Luanda - O juiz Januário Domingos (centro) viola, sem rodeios, a Constituição no Caso dos 15+2.O Despacho que mantém a prisão domiciliária dos 15, proferido pelo juiz Januário Domingos, é ilegal e deve ser revogado. No dia 18 de Fevereiro de 2016, o juiz manteve a medida de prisão domiciliária por meio de um despacho com pouco mais de dez linhas. Ou seja, nem sequer uma linha de texto gastou para cada arguido. Basta este detalhe formal para se perceber que se trata de um despacho não fundamentado, e portanto desprovido de significado jurídico. Contudo, cumpre analisar pormenorizadamente o despacho e a lei a que este faz referência.


* Rui Verde
Fonte: Makaangola


A Lei das Medidas Cautelares em Processo Penal (Lei n.º 25/15, de 18 de Setembro) dispõe, no seu artigo 18.º, que o Ministério Público e, por interpretação extensiva, o juiz, quando for da sua competência, ao aplicar uma medida de coacção deve ponderar a necessidade e adequação da mesma ao caso concreto, acrescendo o seu n.º 2 que as medidas mais gravosas (prisão preventiva e prisão domiciliária) só se aplicam em concreto quando outras menos gravosas não forem suficientes ou adequadas.


Através desta norma de carácter geral e permanente, impõe-se ao juiz que, ao aplicar medidas de coacção, considere dois aspectos essenciais: a proporcionalidade e a circunstância individual de cada arguido. Isto é, as medidas têm de ser vistas no concreto e devem ser ponderadas expressamente alternativas menos gravosas. Assim, face à nova lei, o juiz Januário Domingos deveria verificar se, em relação a cada um dos arguidos (e não em grupo – os arguidos são pessoas individuais, não uma manada), a medida concreta era aplicável e, em caso afirmativo, justificar a sua manutenção.


Essa justificação será feita de acordo com os pressupostos do artigo 19.º. Na realidade, o juiz invoca genericamente a alínea c) do n.º 1 do artigo 19.º, ao mencionar que há “perigo da continuação da actividade criminosa ou perturbação grave da ordem e tranquilidade pública”. Todavia, limita-se a transcrever a norma e a afirmar que assim é. Não explica por que razão considera existir este perigo e não individualiza o perigo relativamente a cada um dos arguidos. Contudo, era sua obrigação fazê-lo.

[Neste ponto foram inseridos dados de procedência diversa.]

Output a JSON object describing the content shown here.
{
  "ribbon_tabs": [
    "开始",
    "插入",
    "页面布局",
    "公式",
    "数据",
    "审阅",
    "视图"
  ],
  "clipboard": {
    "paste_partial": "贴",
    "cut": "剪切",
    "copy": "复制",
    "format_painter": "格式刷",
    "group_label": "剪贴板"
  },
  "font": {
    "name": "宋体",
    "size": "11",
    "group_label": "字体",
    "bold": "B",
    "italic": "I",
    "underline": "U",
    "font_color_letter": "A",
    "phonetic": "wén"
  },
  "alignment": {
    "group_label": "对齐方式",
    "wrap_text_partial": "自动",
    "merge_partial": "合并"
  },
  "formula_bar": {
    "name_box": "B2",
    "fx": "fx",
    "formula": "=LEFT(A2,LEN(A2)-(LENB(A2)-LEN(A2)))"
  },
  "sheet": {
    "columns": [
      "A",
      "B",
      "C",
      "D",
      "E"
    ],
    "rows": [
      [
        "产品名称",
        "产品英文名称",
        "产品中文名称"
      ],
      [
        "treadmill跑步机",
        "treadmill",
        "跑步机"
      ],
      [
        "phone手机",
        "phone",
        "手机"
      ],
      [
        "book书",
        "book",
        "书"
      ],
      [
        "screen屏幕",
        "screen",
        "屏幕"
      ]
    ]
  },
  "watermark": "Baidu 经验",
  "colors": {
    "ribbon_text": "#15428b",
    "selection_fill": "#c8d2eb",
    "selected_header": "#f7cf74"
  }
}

A lei, ao prescrever no artigo 39.º (e não no 36.º, como por lapso o magistrado escreve), a obrigatoriedade do reexame dos pressupostos da prisão preventiva, e por força da equiparação normativa dos artigos 40.º, n.º 4, dos pressupostos da prisão domiciliária de dois em dois meses, atribui ao juiz um papel de avaliação substantiva da medida. Isto é, repetimos, o juiz é obrigado a avaliar em relação a cada um dos arguidos se os pressupostos para a manutenção da medida de coacção aplicada se mantêm. E é justamente isso que torna este despacho ilegal: ele não individualiza os arguidos e não concretiza os factos concretos que os torna, individualmente, um perigo para o público e uma ameaça à tranquilidade.


Ao não individualizar os arguidos e não concretizar os factos específicos que determinam a manutenção da prisão domiciliária, o despacho emitido pelo juiz Januário Domingos é ilegal, devido à violação dos artigos 18.º, 19.º e 39.º da Lei das Medidas Cautelares em Processo Penal.


Acresce que a jurisprudência do Tribunal Constitucional de Angola, ainda no seu recente Acórdão n.º 384/2016, é inequívoca ao afirmar que os tribunais não devem revelar interpretações restritivas relativamente a medidas de coacção, que reconhecidamente têm de limitar-se ao “necessário, proporcional e razoável, numa sociedade livre e democrática”, apelando a uma hermenêutica moderna naquilo que diz respeito ao regime dos direitos fundamentais, que “prefira a máxima eficácia e abrangência dessas normas [de direitos fundamentais]”.


Portanto, além das normas concretas da Lei das Medidas Cautelares, há que considerar os ditames interpretativos determinados pelo Tribunal Constitucional no sentido do respeito claro e abrangente dos Direitos Fundamentais quando se trata de aplicar medidas de coacção, tendo em conta os preceitos constitucionais.


Portanto, quer atendendo à legislação quer à mais recente jurisprudência do Tribunal Constitucional, o despacho do juiz Januário Domingos que mantém a prisão domiciliária dos 15 é inequivocamente ilegal e inconstitucional.